Cobija, Or Puerto La Mar, the only seaport town of Bolivia, capital of the department of Atacama or Cobija, on the Pacific coast, in lat. 22° 32' 50" S., lon. 70° 17' 5" W., 365 m. S. W. of Potosi. The town is on the beach, at the foot of a range of high hills. On a point jutting into the sea is a small fort, mounting five or six guns. The harbor affords good anchorage, but landing is difficult on account of the surf. Eftbrts have been made to improve it of late by the erection of a mole. The town is a wretched place, composed of a few wooden houses, the principal of which are on a street running N. and S. along the shore. Water is scarce and of poor quality. The port is free, and is much visited by vessels of various nations, as it is the chief outlet for the exports of the country, and through it the southern provinces are supplied with foreign commodities. The only road from the seacoast to the interior in Bolivia is that from this port to Oruro, and it is constantly traversed by beasts of burden, bringing coin, bullion, ore, and other products from the interior, and carrying imported goods inland. A railway to Potosi has been planned, and if built will add greatly to the prosperity of the place, which is dependent on the mines.

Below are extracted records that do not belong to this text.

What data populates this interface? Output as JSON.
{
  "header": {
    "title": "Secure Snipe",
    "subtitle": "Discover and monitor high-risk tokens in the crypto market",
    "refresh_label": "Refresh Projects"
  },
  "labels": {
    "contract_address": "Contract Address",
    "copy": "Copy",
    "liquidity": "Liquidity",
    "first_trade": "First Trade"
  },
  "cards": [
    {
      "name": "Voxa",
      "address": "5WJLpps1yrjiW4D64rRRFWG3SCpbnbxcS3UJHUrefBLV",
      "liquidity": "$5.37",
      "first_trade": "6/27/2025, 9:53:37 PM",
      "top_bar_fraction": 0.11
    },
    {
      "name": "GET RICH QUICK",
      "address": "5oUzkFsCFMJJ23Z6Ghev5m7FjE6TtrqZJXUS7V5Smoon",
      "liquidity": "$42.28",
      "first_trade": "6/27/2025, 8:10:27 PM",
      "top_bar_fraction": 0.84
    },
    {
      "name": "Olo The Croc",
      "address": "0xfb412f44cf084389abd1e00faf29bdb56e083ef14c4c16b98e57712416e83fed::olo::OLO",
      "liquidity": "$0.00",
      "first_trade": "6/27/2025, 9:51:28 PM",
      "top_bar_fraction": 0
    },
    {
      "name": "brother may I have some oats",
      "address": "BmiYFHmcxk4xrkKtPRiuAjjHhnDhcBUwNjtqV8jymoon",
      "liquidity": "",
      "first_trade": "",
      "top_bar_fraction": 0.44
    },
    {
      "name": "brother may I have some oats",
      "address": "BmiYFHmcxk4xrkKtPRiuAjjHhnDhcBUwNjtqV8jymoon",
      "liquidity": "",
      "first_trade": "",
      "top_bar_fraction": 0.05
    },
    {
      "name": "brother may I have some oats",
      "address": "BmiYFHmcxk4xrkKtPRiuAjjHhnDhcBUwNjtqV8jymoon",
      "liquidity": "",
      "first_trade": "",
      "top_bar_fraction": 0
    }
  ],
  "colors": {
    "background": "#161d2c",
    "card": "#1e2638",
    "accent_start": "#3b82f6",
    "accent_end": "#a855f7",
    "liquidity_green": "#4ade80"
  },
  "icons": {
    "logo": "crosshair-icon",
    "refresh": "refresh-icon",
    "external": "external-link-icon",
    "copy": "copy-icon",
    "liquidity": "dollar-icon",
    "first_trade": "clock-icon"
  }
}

These mines, which are chiefly of silver and copper, are mostly in the hands of English capitalists, who import everything used by them. - Until 1829 Cobija was a mere fishing village, inhabited by Indians. It was made a free port in that year, and in 1839 it became the capital of the department. In 1855 it had a population of about 600, which had grown in 1858, in consequence of increased activity in mining, to 2,300. It has now about 2,500 permanent residents and a floating population of as many more. In official documents the town is called Puerto la Mar.